Rumo a tratamentos psiquiátricos personalizados

O estudo incluiu amostras de apenas 12 pacientes, mas Kathuria acredita que os resultados apontam para aplicações clínicas significativas. Os organoides poderiam eventualmente servir como plataforma de teste para medicamentos psiquiátricos antes que esses medicamentos sejam prescritos aos pacientes.

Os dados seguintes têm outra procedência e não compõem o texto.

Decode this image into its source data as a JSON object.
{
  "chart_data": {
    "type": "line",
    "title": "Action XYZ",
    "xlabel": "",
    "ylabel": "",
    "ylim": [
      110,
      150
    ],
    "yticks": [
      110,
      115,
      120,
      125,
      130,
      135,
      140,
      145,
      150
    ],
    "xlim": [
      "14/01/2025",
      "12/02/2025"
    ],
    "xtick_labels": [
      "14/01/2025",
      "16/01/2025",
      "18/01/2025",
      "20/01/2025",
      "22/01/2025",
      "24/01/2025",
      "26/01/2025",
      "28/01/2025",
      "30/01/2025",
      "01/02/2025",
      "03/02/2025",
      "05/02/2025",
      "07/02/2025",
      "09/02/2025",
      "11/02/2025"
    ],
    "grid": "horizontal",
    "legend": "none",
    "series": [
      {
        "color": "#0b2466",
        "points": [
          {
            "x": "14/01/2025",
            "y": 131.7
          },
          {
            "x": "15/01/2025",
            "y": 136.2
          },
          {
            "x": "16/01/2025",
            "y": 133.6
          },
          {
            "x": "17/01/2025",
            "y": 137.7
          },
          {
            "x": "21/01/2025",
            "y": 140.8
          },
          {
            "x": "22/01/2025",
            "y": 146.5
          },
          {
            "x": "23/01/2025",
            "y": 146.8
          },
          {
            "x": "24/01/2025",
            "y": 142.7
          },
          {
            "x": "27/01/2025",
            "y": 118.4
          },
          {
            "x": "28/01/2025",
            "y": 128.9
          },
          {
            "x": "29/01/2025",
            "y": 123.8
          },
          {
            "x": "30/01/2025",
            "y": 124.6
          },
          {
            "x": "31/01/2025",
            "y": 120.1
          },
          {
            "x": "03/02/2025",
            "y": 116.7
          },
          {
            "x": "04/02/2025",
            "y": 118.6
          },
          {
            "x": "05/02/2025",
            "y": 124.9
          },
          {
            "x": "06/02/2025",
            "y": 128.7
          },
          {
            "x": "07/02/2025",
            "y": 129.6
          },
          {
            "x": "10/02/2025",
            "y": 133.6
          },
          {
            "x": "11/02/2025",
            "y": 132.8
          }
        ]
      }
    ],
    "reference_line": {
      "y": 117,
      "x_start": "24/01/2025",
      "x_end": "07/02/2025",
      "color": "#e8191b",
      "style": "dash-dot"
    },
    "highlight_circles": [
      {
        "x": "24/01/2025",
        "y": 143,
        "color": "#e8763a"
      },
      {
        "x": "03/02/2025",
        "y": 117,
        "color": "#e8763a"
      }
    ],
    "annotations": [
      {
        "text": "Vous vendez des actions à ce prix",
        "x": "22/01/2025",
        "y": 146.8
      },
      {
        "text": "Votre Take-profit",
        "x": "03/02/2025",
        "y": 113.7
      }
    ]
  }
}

A equipe agora está colaborando com neurocirurgiões, psiquiatras e neurocientistas da Escola de Medicina John Hopkins. Eles estão coletando amostras de sangue adicionais de pacientes psiquiátricos para estudar como diferentes concentrações de drogas afetam a atividade organoide. Mesmo com um número limitado de amostras, os pesquisadores acreditam que poderão sugerir doses de medicamentos que ajudem a restaurar padrões neurais mais saudáveis.

“É assim que a maioria dos médicos administra esses medicamentos aos pacientes, com um método de tentativa e erro que pode levar seis ou sete meses para encontrar o medicamento certo”, disse Kathuria. “A clozapina é o medicamento mais comum prescrito para a esquizofrenia, mas cerca de 40% dos pacientes são resistentes a ela. Com nossos organoides, talvez não tenhamos que passar por esse período de tentativa e erro. Talvez possamos dar-lhes o medicamento certo antes disso.”